Thursday, April 7, 2011
safety fun
Apropos of today's earlier post. This time a use of "Fun Theory" to teach travelers safety tips (or maybe take advantage of viral marketing?).
making democracy fun?
I was talking yesterday to my dear friend Orna, a gorgeous and mischievous Israeli police officer, about my interest in democracy and human behavior when she tipped me off to a new theory on how to solve the world's problems: the Fun Theory.
A quick google search this morning showed the theory is primarily a campaign of Volkswagen. You may be familiar with their viral video of Stockholm residents bouncing up a subway staircase that's been converted into a piano keyboard. As their website explains, the Fun Theory is "the thought that something as simple as fun is the easiest way to change people’s behaviour for the better."
I've long been curious about the power of fun. I first got thinking about how you can motivate people to do what you want (learn, participate, work, etc) by turning an activity into a game when I heard about how Google tags photos for its image search. You can imagine the feat of labeling the billions of images on the web. Google does so through free labor. The Google Image Labeler is a game (that you can play too) in which teams of players win points when they type in the same word to identify a picture.
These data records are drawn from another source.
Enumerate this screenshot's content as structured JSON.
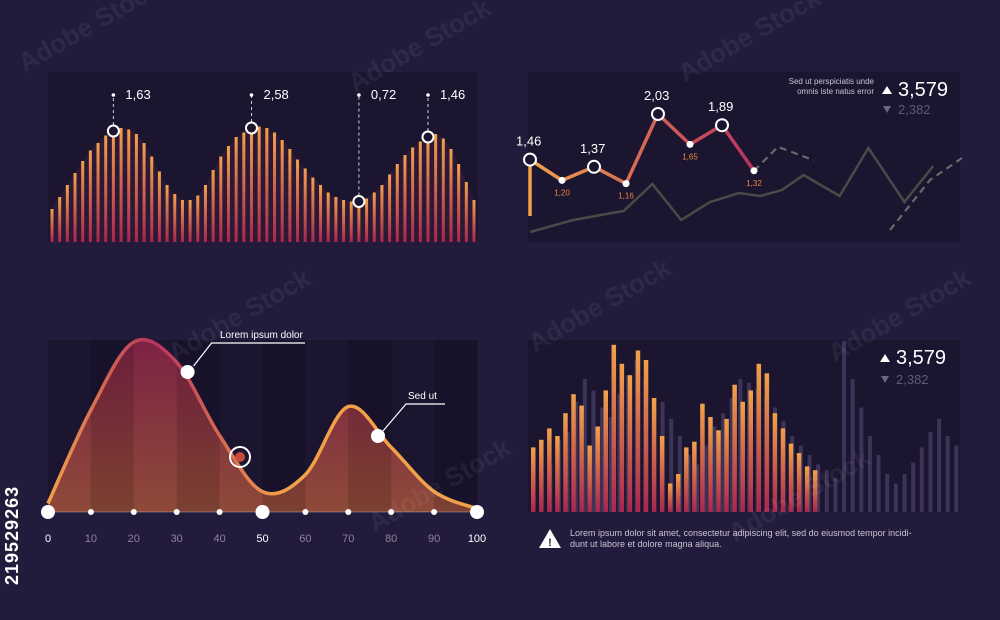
{
  "stock_id": "219529263",
  "watermark": "Adobe Stock",
  "colors": {
    "background": "#231b3b",
    "panel": "#1b1530",
    "orange": "#f2a14a",
    "magenta": "#b8315e",
    "gray": "#4a4a48",
    "white": "#ffffff"
  },
  "chart_data": [
    {
      "type": "bar",
      "name": "top-left-stripe-area",
      "values": [
        0.22,
        0.3,
        0.38,
        0.46,
        0.54,
        0.61,
        0.66,
        0.71,
        0.74,
        0.76,
        0.75,
        0.72,
        0.66,
        0.57,
        0.47,
        0.38,
        0.32,
        0.28,
        0.28,
        0.31,
        0.38,
        0.48,
        0.57,
        0.64,
        0.7,
        0.73,
        0.76,
        0.77,
        0.76,
        0.73,
        0.68,
        0.62,
        0.55,
        0.49,
        0.43,
        0.38,
        0.33,
        0.3,
        0.28,
        0.27,
        0.27,
        0.29,
        0.33,
        0.38,
        0.45,
        0.52,
        0.58,
        0.63,
        0.67,
        0.7,
        0.72,
        0.69,
        0.62,
        0.52,
        0.4,
        0.28
      ],
      "annotations": [
        {
          "label": "1,63",
          "index": 8
        },
        {
          "label": "2,58",
          "index": 26
        },
        {
          "label": "0,72",
          "index": 40
        },
        {
          "label": "1,46",
          "index": 49
        }
      ]
    },
    {
      "type": "line",
      "name": "top-right-line",
      "ylim": [
        0,
        2.4
      ],
      "series": [
        {
          "role": "main",
          "x": [
            0,
            1,
            2,
            3,
            4,
            5,
            6,
            7,
            8
          ],
          "values": [
            1.46,
            1.2,
            1.37,
            1.16,
            2.03,
            1.65,
            1.89,
            1.32,
            null
          ]
        },
        {
          "role": "dashed",
          "x": [
            7,
            7.6,
            8.5
          ],
          "values": [
            1.32,
            1.62,
            1.45
          ]
        },
        {
          "role": "background",
          "x": [
            0,
            1.2,
            2.6,
            3.4,
            4.2,
            5,
            5.8,
            6.4,
            7,
            7.6,
            8.6,
            9.4,
            10.4,
            11.2
          ],
          "values": [
            0.1,
            0.3,
            0.45,
            0.9,
            0.3,
            0.6,
            0.75,
            0.7,
            0.8,
            1.05,
            0.7,
            1.5,
            0.6,
            1.2
          ]
        }
      ],
      "point_labels_large": [
        "1,46",
        "1,37",
        "2,03",
        "1,89"
      ],
      "point_labels_small": [
        "1,20",
        "1,16",
        "1,65",
        "1,32"
      ]
    },
    {
      "type": "area",
      "name": "bottom-left-area",
      "x": [
        0,
        10,
        20,
        30,
        40,
        50,
        60,
        70,
        80,
        90,
        100
      ],
      "xticks": [
        "0",
        "10",
        "20",
        "30",
        "40",
        "50",
        "60",
        "70",
        "80",
        "90",
        "100"
      ],
      "xlim": [
        0,
        100
      ],
      "values": [
        0.05,
        0.6,
        1.0,
        0.88,
        0.45,
        0.12,
        0.22,
        0.62,
        0.38,
        0.12,
        0.02
      ],
      "annotations": [
        {
          "label": "Lorem ipsum dolor",
          "x": 33
        },
        {
          "label": "Sed ut",
          "x": 77
        }
      ]
    },
    {
      "type": "bar",
      "name": "bottom-right-bars",
      "bright_values": [
        0.34,
        0.38,
        0.44,
        0.4,
        0.52,
        0.62,
        0.56,
        0.35,
        0.45,
        0.64,
        0.88,
        0.78,
        0.72,
        0.85,
        0.8,
        0.6,
        0.4,
        0.15,
        0.2,
        0.34,
        0.37,
        0.57,
        0.5,
        0.43,
        0.49,
        0.67,
        0.58,
        0.64,
        0.78,
        0.73,
        0.52,
        0.44,
        0.36,
        0.31,
        0.24,
        0.22
      ],
      "dim_values": [
        0.3,
        0.2,
        0.25,
        0.38,
        0.42,
        0.58,
        0.7,
        0.64,
        0.55,
        0.5,
        0.62,
        0.72,
        0.8,
        0.7,
        0.6,
        0.58,
        0.49,
        0.4,
        0.3,
        0.25,
        0.35,
        0.45,
        0.52,
        0.6,
        0.7,
        0.68,
        0.65,
        0.6,
        0.55,
        0.48,
        0.4,
        0.35,
        0.3,
        0.25,
        0.22,
        0.18,
        0.9,
        0.7,
        0.55,
        0.4,
        0.3,
        0.2,
        0.15,
        0.2,
        0.26,
        0.34,
        0.42,
        0.49,
        0.4,
        0.35
      ]
    }
  ],
  "top_right_stats": {
    "caption_line1": "Sed ut perspiciatis unde",
    "caption_line2": "omnis iste natus error",
    "up_value": "3,579",
    "down_value": "2,382"
  },
  "bottom_right_stats": {
    "up_value": "3,579",
    "down_value": "2,382"
  },
  "warning": {
    "line1": "Lorem ipsum dolor sit amet, consectetur adipiscing elit, sed do eiusmod tempor incidi-",
    "line2": "dunt ut labore et dolore magna aliqua."
  }
}
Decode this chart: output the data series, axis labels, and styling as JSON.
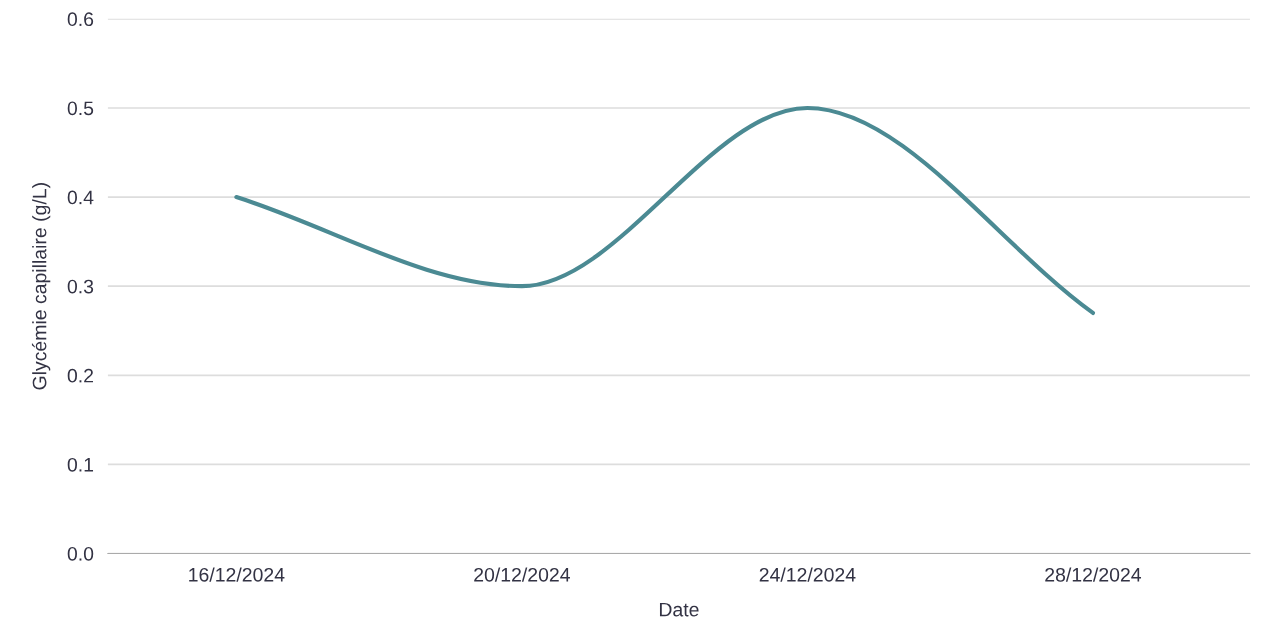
{
  "chart_data": {
    "type": "line",
    "xlabel": "Date",
    "ylabel": "Glycémie capillaire (g/L)",
    "categories": [
      "16/12/2024",
      "20/12/2024",
      "24/12/2024",
      "28/12/2024"
    ],
    "series": [
      {
        "color": "#4b8a93",
        "values": [
          0.4,
          0.3,
          0.5,
          0.27
        ]
      }
    ],
    "ylim": [
      0.0,
      0.6
    ],
    "yticks": [
      {
        "value": 0,
        "label": "0.0"
      },
      0.1,
      0.2,
      0.3,
      0.4,
      0.5,
      0.6
    ],
    "grid": "y",
    "marker": "none",
    "line_style": "solid"
  }
}
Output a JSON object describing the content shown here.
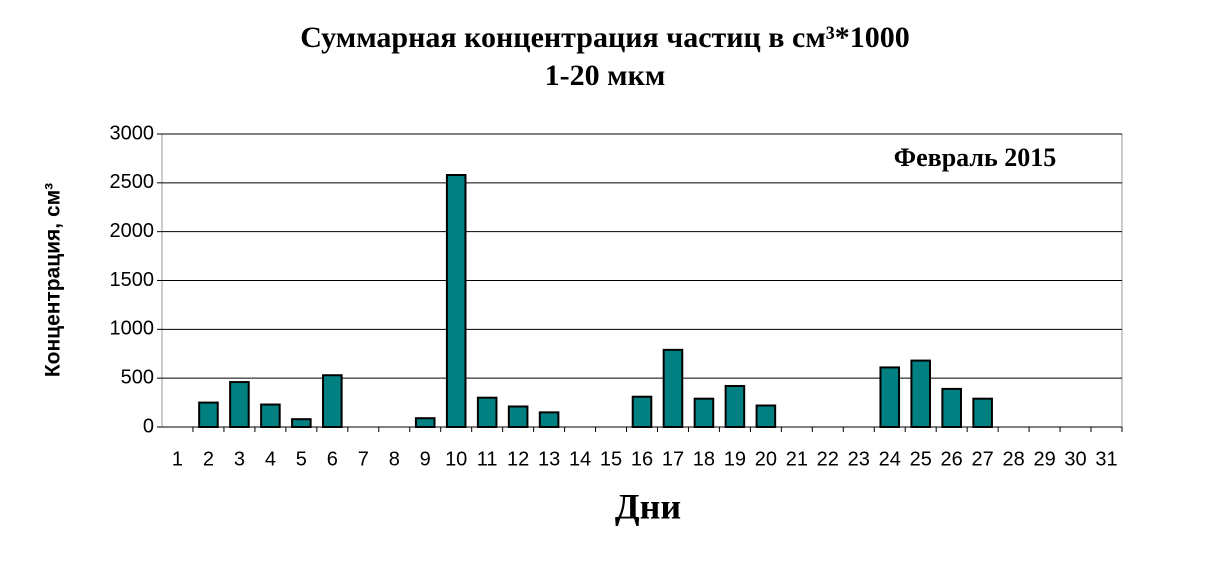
{
  "chart_data": {
    "type": "bar",
    "title": "Суммарная концентрация частиц в см³*1000",
    "subtitle": "1-20 мкм",
    "annotation": "Февраль 2015",
    "y_label": "Концентрация, см³",
    "x_label": "Дни",
    "categories": [
      "1",
      "2",
      "3",
      "4",
      "5",
      "6",
      "7",
      "8",
      "9",
      "10",
      "11",
      "12",
      "13",
      "14",
      "15",
      "16",
      "17",
      "18",
      "19",
      "20",
      "21",
      "22",
      "23",
      "24",
      "25",
      "26",
      "27",
      "28",
      "29",
      "30",
      "31"
    ],
    "values": [
      0,
      250,
      460,
      230,
      80,
      530,
      0,
      0,
      90,
      2580,
      300,
      210,
      150,
      0,
      0,
      310,
      790,
      290,
      420,
      220,
      0,
      0,
      0,
      610,
      680,
      390,
      290,
      0,
      0,
      0,
      0
    ],
    "color": "#008080",
    "ylim": [
      0,
      3000
    ],
    "yticks": [
      0,
      500,
      1000,
      1500,
      2000,
      2500,
      3000
    ],
    "grid": true
  }
}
The brainchild of Luis von Ahn, who has pioneered other "Games with a Purpose," the Labeler is pretty ingenious. It's an addictive game which taps our competitive spirit and simultaneously creates more relevant tags for Google search (two people agreeing on a tag increases that tag's accuracy).
How many other tasks could we collectively tackle using the Fun Theory? And, more to my interest, how could we use the principle of fun to improve our democracy?
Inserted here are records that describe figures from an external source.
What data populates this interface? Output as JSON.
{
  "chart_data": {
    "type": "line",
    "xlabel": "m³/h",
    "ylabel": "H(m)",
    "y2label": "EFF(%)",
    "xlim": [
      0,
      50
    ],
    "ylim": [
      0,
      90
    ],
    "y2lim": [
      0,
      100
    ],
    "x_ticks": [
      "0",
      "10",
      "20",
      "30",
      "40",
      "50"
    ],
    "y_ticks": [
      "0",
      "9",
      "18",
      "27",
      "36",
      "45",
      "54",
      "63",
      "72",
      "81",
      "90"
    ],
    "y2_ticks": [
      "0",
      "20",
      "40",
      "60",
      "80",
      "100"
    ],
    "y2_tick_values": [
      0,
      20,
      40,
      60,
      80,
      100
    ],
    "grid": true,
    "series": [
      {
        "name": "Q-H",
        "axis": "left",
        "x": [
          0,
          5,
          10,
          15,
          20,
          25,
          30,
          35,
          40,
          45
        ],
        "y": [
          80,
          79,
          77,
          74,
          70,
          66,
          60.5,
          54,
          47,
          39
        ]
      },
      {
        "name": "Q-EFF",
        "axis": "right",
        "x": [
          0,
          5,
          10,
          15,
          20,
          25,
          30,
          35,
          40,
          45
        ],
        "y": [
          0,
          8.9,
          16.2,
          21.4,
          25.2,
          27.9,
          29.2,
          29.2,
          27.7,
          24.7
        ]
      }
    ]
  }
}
A first step may be to better define what "fun" is. I'm certain there's been real research in this area, but let me toss out an initial guess. Fun can tap into any of three drives we all share: a natural curiosity and desire to figure things out; competitiveness; and self-expression. The last two are similar in that they rely on our social instinct to look good/smart/talented in front of others, but the first is a purely private desire and explains the hours we whittle away on Solitaire and Tetrus.
Once we get a better handle on fun the next question is how we could use it to strengthen our democracy. Could we get citizens more informed about candidates' policy preferences, motivate them to vote, encourage them to hold politicians to account and spur them to get more involved in community efforts? Those are questions that'll take a lot of work answering - but are certainly worth the effort. My sincerest gratitude to Orna for asking them in the first place.